第6話 根も葉もあるが華が無い

「ああ、それ僕も聞きましたよ。」

鍛冶屋から戻った2人にさっき聞いた私の噂について話したところ、それはニールの耳にも入っていたらしい。

「生きているマンドラゴラは病と呪いを振りまくんだとかなんとか。失礼な話ですよまったく!」

自分のことのように憤ってくれるニールの気持ちがありがたい。

実際のところ、私も呪いは使うが無差別に撒き散らしている訳は無く、病気の人を診ることもあったが皆快方に向かっているので全くの嘘もいいところ。なのだが……

「マナさんに関係のあるキーワードを持ってきてるのが悪質ですよね。」

アイの言うとおりで、呪われているかのような不運に遭ったり、病気になったりは誰にでも起こりうる。そんな時、人は誰かのせいにしたがるものだ。そこに呪いや病気に関わっている私の名前が挙げられたら……「こいつのせいだ」としまう人が出てくる。

私は今、有名になってきている。名声が上がるというのは、良い反応と悪い反応のどちらも強く出てくるということだ。名前を聞いたことがあるという程度では、大多数の人間はどちらの反応も示さないが、それはちょっとしたきっかけで悪い反応が噴出する素地ができているということでもある。
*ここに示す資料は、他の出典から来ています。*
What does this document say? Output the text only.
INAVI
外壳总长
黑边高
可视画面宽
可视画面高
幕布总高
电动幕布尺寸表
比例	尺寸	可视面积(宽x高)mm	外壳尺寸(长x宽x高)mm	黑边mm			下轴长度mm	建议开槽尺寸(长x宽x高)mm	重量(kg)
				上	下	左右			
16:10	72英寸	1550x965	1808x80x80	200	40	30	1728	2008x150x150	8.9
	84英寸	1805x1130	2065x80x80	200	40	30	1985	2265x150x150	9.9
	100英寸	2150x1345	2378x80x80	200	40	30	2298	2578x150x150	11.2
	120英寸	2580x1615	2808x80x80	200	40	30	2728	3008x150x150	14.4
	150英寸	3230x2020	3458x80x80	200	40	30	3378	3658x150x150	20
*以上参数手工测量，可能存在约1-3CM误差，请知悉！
「よし、じゃあとりあえず酒場で聞き込みから始めるか。」

グライドが言うと、アイとニールも立ち上がる。

それが唐突に思えて、この場で私だけがその意味を飲み込めていない。

「なにポカーンとしてんだよ、ケンカを売られてんだろ?だったらガツンと一発食らわしてやらねえと。」

グライドが私の背中を叩く。

「あ、うん。」

確かに、これは私が解決すべきことだと思う。

だから自分がこれからどう動くべきかを何パターンか考えていたのだが、仲間の助けを得て解決するという考えは今の今まで無かったのだ。

自分が一人で解決するか、風化するまで耐えるか……

考えてみればこの状況で彼らが協力しないなんて有り得ないのに、そういう発想を私がしていなかったのは……人間から排除されることをあんなに気に病んでいたのに、無意識に壁を作って距離をとろうとしていたのは私の方だったのだろうか?

なんだか恐ろしいものを突きつけられたようで、息が詰まる。


でも、私の前には手を差し伸べてくれている仲間達が居る。

私はその手を取って立ち上がる。


「みんな、今回は私のことで面倒かけちゃうみたいだけど……よろしく頼むね。」


「もちろん!マナさんだけの問題じゃないですからね。」

とニールが言う。仲間の問題は自分の問題でもあると自然に思っている、立派なリーダーだ。


「それに、友達のことを悪く言われるなんて許せないです。」

とアイも同調する。他人の不幸を見過ごせず、困っている人に手を差し伸べることができる優しい人だ。


「まあそういうことだ、気にすんなって。」

グライドがへらへら笑う。彼は昔からなんだかんだ私のことを気にかけてくれる。


大切な仲間達だと、改めて思う。